The suggestion pipeline is batched. When a name is taken, the naive approach is: generate all candidates, run all validators, query the database for all of them. The actual approach processes candidates in batches of max, running cheap synchronous checks first (format, reserved names, purely-numeric rejection), then async validators, then database queries, stopping as soon as enough confirmed-available suggestions are found. Database queries within each batch run in parallel. Roughly 5–6x better latency than sequential, and it avoids issuing database queries for candidates that would fail a cheaper check anyway.

LRU cache with TTL. Repeated checks for the same slug return from memory. cacheStats() exposes hits and misses so you can tune the TTL to your traffic patterns.

Binary search for max-length extraction. The library needs to know the maximum identifier length your regex allows, to avoid generating suggestions that would immediately fail format validation. Rather than testing every length from 1 to 100, it binary-searches. About 12x faster to initialise against exotic patterns.

Pre-compiled regex for profanity matching. Your word list compiles to a single regex at construction time. Substring matching is O(identifier length) rather than O(words × length) on every check.

Set-based deduplication in strategy factories. O(n) rather than O(n²) when filtering duplicate candidates across composed strategies.

Validator short-circuit. First rejection returns immediately; remaining validators don’t run.

Most of this only surfaces under load: live validation, batch imports, high-traffic registration flows. If you’re checking one slug at signup, it makes no difference. But it’s there.

What it works with

Nine ORM adapters: Prisma, Drizzle, Kysely, Knex, TypeORM, MikroORM, Sequelize, Mongoose, and raw SQL. You pick an adapter and the core library doesn’t know or care which database you’re using.

There’s also a CLI for quick checks without writing code:

npx namespace-guard check acme-corp
# ✓ acme-corp is available

npx namespace-guard check admin
# ✗ admin - That name is reserved. Try another one.

Try it

The fastest way to get a feel for it is the interactive playground.

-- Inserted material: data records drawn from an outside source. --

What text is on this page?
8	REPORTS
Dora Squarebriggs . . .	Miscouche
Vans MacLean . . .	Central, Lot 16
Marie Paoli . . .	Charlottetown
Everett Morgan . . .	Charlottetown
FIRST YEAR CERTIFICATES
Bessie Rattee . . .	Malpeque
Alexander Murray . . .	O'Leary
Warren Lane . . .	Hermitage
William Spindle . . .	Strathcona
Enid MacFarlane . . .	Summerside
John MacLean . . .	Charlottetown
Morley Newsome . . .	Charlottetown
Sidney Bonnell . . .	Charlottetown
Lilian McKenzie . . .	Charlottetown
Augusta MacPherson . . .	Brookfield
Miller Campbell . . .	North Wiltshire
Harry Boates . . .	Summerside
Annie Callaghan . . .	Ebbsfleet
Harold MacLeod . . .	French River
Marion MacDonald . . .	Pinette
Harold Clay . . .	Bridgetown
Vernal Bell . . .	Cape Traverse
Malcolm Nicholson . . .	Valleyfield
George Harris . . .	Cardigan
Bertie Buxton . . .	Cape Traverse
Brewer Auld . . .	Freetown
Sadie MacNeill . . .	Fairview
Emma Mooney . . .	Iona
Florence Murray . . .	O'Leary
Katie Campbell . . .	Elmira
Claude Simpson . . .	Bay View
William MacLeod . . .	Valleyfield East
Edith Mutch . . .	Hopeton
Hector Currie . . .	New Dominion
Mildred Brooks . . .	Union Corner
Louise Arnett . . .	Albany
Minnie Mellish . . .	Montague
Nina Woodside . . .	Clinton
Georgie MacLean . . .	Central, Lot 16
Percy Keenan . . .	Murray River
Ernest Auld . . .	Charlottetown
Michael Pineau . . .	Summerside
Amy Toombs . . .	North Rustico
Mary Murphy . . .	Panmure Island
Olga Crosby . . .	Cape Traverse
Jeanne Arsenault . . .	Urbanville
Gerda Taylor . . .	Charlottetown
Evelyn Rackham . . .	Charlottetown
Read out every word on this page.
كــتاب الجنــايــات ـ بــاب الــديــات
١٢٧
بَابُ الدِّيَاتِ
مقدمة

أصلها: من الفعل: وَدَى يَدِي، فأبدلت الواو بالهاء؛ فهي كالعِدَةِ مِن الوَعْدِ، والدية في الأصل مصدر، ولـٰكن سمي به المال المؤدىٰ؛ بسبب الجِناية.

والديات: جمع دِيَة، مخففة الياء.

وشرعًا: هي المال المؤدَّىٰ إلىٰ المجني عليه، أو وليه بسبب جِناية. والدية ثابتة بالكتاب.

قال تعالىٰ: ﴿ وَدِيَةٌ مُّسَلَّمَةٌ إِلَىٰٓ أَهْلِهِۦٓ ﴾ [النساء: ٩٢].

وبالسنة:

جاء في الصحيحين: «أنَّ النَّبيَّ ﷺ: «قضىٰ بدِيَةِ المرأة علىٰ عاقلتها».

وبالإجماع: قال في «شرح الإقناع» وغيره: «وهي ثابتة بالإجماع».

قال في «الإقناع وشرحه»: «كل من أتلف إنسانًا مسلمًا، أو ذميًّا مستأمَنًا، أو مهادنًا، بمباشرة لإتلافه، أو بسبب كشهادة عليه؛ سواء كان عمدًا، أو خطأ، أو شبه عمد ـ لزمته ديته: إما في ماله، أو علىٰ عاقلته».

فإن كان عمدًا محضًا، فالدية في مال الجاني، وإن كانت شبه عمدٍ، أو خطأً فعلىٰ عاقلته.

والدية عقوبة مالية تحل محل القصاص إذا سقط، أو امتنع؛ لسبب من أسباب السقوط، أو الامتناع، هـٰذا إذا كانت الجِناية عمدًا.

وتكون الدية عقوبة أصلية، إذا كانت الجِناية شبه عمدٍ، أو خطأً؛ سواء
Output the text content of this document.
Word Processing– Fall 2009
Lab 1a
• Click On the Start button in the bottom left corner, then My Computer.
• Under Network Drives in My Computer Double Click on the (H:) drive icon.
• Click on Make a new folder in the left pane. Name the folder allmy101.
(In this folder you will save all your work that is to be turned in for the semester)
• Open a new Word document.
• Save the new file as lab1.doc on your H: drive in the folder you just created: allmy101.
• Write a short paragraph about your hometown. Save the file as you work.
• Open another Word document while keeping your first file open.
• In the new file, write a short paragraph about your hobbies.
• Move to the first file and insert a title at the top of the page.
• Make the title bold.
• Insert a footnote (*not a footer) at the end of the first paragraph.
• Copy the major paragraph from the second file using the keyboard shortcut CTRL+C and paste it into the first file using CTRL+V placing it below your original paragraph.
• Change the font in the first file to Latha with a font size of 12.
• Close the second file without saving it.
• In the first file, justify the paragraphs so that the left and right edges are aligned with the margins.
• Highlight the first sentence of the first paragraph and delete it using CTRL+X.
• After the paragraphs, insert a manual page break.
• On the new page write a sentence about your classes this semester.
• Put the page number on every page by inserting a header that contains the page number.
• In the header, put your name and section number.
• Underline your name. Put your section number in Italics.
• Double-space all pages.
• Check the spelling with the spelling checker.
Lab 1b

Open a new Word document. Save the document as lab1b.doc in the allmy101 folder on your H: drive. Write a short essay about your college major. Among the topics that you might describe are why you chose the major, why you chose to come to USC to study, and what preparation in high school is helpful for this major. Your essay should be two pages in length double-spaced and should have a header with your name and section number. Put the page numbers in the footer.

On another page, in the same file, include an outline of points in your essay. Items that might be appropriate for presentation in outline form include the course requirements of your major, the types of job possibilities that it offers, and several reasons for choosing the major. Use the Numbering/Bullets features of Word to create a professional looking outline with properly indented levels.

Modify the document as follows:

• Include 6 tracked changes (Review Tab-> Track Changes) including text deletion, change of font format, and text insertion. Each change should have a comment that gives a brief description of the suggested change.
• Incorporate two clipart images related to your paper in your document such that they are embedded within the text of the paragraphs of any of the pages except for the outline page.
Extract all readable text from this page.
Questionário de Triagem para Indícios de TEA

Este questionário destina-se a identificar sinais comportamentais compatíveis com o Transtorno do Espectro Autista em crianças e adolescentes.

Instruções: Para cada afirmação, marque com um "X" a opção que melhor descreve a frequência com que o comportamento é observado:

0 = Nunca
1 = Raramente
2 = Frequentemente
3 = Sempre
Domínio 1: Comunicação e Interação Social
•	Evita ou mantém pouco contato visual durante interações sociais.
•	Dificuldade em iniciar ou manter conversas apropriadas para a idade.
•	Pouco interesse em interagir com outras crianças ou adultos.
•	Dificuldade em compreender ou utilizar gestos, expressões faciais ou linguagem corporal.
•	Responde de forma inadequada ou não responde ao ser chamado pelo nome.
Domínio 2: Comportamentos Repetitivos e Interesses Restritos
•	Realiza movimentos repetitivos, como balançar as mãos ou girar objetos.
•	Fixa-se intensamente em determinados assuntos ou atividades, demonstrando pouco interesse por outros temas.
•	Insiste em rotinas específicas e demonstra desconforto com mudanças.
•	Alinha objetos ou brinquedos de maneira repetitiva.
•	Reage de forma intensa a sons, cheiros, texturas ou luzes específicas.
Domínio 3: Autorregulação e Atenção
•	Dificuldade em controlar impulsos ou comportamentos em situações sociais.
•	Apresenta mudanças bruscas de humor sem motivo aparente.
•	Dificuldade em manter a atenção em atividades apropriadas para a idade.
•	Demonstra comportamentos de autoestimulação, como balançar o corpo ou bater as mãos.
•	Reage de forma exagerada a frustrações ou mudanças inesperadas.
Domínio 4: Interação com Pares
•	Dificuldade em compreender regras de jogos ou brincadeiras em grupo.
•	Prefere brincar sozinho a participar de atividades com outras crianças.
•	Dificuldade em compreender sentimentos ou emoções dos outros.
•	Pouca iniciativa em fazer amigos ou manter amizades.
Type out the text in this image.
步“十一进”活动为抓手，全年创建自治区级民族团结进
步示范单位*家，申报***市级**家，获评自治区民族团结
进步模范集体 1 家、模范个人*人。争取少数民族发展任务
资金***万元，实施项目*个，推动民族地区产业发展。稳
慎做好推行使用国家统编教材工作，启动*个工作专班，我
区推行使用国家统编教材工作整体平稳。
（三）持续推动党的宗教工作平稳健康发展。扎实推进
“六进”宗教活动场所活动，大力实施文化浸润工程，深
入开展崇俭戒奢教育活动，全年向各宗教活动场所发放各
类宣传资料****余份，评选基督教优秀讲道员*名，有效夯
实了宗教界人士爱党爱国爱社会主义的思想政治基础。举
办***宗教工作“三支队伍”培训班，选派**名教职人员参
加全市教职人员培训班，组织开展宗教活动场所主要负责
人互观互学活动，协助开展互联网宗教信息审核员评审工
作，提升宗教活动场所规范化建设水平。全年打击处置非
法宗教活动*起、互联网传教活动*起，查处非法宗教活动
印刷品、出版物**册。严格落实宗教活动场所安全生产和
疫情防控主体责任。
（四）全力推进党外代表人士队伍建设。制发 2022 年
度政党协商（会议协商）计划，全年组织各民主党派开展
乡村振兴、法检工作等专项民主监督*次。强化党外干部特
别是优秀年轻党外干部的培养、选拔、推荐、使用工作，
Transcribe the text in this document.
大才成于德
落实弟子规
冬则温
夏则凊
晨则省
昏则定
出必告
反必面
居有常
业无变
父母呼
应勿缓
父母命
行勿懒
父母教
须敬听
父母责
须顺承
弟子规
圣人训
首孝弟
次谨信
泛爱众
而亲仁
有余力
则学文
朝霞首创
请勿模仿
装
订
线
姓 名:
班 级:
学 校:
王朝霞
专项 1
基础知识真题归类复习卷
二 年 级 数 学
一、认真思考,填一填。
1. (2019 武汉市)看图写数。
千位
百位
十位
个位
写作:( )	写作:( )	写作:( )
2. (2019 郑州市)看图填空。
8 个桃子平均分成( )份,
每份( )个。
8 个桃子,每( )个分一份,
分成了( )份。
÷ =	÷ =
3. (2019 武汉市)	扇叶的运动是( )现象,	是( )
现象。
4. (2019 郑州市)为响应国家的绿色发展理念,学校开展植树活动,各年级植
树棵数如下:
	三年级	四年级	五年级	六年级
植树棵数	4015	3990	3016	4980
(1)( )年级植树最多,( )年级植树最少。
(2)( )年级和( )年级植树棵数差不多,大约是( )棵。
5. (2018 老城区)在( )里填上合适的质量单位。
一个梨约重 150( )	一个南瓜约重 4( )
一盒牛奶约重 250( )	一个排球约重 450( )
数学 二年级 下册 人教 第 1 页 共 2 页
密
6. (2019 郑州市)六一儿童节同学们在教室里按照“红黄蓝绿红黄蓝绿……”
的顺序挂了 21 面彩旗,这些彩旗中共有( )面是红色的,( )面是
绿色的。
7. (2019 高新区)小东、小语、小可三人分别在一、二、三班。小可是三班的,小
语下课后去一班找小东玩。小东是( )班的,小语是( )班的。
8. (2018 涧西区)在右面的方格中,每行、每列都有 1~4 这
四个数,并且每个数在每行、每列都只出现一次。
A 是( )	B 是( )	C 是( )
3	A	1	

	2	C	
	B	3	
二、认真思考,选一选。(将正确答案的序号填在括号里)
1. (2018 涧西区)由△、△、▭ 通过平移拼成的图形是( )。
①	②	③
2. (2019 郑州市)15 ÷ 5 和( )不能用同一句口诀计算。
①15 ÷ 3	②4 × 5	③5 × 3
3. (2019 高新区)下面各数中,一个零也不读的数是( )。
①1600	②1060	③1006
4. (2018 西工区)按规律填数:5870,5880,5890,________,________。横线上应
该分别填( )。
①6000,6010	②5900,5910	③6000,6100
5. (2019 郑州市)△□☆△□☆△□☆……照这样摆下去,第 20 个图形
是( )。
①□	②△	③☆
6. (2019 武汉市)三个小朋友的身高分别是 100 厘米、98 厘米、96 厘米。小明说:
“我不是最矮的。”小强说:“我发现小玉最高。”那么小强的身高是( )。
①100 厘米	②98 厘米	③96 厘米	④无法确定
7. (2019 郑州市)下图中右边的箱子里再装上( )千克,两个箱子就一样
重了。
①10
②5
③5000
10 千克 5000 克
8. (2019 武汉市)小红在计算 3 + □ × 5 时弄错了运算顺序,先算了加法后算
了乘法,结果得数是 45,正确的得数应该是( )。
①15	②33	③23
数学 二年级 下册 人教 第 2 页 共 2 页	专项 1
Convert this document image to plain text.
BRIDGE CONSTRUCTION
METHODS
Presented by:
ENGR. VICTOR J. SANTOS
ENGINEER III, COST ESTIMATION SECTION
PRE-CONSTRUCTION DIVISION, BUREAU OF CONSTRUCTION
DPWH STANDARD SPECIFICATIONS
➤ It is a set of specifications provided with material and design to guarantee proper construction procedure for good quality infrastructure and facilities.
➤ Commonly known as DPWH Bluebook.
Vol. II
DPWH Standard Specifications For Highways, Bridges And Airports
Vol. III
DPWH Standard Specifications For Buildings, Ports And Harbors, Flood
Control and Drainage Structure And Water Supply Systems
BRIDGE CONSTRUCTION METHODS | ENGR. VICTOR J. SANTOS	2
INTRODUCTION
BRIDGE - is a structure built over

You can test format validation, reserved names, all the suggestion strategies, and the anti-spoofing features without installing anything.

Or:

npm install namespace-guard

Zero runtime dependencies, full TypeScript types, 206 tests, MIT licensed.

One design decision I’m still thinking about: the library currently treats all sources equally. There’s no way to say “check users first, and only check organisations if the user table is clear”. Everything runs in parallel for speed. I’m not sure whether sequential source checking with early exit would be worth the complexity. If you’ve got thoughts on that, I’d like to hear them.